Sadly, True Love Babe and InStyle are already defunct, and Psychologies will follow suit – certainly as a Media24 title – next month.
“Unfortunately the title did not manage to gain either circulation or advertising traction on the levels projected and expected at the time of the launch. As a result, we have not been able to increase the frequency to monthly and advertising revenues dropped further during the recession. Our review of the Psychologies business case revealed that the prospects were unlikely to improve in the foreseeable future,” Relihan said.
The latest ABCs show Psychologies had slumped 30 023 to 25 132 for the corresponding period.
Media24 Magazines have quit publishing a number of magazines over the past few years, including the much-loved Femina. Is there a trend to tighten up the division and keep only best sellers?
“Media24 Magazines has a fairly diverse portfolio, which includes both large and small circulation titles. Both the titles closed over the past 18 months [Femina and Psychologies] were niche titles competing in the still fairly overtraded and fragmented women’s interest market,” Relihan explained.
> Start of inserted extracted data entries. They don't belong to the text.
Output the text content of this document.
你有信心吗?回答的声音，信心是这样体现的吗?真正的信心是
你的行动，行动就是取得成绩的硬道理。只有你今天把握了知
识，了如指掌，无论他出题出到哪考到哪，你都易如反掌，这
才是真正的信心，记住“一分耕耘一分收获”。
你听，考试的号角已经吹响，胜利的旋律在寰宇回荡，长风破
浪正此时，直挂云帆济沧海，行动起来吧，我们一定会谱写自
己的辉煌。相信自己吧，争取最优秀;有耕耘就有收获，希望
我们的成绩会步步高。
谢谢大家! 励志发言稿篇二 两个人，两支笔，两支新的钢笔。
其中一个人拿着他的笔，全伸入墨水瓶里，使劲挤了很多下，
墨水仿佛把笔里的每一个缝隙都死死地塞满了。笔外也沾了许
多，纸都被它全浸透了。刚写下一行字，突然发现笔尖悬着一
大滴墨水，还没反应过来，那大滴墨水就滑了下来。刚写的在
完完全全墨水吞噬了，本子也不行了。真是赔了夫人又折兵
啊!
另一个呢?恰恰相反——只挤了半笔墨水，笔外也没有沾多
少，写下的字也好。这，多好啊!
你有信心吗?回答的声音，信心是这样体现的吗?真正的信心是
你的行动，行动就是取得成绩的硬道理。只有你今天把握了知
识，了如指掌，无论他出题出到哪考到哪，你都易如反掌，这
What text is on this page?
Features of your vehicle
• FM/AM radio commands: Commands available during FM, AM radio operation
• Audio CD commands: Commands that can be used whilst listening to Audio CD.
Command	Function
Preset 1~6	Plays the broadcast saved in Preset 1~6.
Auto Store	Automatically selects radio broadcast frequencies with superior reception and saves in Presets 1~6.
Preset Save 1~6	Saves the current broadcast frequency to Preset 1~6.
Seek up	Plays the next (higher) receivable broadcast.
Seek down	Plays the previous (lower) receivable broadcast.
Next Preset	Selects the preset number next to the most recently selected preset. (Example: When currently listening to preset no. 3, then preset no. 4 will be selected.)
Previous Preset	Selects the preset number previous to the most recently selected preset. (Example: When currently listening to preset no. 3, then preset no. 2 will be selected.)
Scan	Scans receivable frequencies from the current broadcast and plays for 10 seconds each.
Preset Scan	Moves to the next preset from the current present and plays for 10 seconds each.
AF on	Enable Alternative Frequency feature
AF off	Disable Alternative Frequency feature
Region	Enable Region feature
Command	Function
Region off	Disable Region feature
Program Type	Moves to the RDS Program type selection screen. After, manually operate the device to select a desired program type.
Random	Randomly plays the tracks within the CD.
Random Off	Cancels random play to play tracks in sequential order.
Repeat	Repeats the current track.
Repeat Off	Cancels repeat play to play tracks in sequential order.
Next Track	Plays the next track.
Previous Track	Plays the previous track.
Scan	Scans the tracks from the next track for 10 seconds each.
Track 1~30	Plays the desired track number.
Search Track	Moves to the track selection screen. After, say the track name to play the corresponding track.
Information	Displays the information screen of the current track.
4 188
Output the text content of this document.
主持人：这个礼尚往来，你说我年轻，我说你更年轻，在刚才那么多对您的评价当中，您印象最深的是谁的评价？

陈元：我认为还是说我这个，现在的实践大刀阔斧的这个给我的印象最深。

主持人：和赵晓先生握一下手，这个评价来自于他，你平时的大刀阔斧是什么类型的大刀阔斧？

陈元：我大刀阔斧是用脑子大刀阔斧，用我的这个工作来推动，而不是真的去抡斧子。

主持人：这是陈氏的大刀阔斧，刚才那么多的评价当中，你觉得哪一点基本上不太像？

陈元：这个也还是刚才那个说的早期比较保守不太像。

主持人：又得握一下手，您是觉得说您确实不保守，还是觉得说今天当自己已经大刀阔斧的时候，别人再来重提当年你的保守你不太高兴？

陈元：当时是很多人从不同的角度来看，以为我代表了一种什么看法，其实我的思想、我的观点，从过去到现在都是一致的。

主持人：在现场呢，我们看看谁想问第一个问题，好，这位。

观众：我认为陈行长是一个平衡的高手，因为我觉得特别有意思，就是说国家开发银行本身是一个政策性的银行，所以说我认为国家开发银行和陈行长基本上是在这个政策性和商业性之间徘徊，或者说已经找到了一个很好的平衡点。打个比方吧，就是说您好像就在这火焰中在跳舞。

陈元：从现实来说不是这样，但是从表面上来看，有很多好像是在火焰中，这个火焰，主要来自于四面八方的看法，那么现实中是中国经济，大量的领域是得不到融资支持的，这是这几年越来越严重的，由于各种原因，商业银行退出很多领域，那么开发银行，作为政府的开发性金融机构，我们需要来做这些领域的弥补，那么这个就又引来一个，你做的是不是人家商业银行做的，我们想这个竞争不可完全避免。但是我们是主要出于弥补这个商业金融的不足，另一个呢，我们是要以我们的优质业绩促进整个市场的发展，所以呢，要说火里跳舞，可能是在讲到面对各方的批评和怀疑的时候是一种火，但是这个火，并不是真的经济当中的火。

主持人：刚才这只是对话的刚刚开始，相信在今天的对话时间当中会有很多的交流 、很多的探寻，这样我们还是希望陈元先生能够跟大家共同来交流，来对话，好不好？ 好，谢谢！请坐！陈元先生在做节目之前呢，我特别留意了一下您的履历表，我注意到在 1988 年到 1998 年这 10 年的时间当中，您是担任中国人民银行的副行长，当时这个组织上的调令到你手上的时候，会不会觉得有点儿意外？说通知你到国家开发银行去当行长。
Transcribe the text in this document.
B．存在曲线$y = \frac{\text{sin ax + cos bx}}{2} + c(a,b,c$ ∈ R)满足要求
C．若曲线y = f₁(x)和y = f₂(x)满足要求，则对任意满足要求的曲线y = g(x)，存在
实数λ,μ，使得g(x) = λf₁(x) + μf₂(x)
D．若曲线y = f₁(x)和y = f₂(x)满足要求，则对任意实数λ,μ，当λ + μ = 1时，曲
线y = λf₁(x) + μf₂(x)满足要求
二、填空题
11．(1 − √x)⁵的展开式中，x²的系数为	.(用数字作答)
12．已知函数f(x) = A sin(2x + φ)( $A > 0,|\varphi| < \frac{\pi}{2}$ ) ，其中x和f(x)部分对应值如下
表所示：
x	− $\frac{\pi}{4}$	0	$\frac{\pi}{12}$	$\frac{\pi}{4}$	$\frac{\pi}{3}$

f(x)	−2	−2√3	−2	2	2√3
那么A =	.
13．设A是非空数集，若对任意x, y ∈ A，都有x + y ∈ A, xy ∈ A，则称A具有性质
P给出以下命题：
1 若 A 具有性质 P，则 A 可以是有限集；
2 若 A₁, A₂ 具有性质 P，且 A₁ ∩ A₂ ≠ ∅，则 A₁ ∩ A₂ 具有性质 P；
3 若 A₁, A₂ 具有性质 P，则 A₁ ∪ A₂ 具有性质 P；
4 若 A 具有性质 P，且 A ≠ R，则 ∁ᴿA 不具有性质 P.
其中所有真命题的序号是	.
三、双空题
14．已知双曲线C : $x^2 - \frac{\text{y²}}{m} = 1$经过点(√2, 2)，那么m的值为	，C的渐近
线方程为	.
“The recession did have an impact on the advertising revenue potential of niche titles such as these. However, we continue to publish both niche and mass-market titles, but with the expectation (and responsibility to our shareholders) to do so along sound, viable and sustainable business principles,” he said.
Relihan confirmed “The Magazines Division is indeed consolidating into only five business units, but with the retention of almost all the remaining titles into clusters where we can “safeguard” and develop their viability as business entities”.
He said that like all businesses, Media24 Magazines regularly review all its titles against their business objectives taking the prevailing and expected market forces into consideration.
“You rightly state that a decision to close a title is a difficult one, but sometimes one needs to weigh up the cons of continuing to invest in a title with little chance of recovery or growth and the pros of rather diverting those funds to titles or projects with much higher potential for growth and delivering returns,” Relihan said.
Relihan said that despite the impact of the recession on the print media, Media24 Magazines “will continue to invest in creating world class magazine brand content that enriches lives”.
“At the same time,” he added, “we are consolidating our publishing operations into a far more agile entity to ensure we optimise the opportunities and potential offered by fast changing media consumption patterns.
“We have great plans for expanding the consumer interface with our brands and content on multiple platforms – including tablet, e-readers and digital and mobile applications. Our focus will remain squarely on our readers and providing them with the magazine brand executions that best suit their (changing) needs and wants; and then carefully matching these brand communities with to ensure they too receive the best returns on their marketing investment with us.”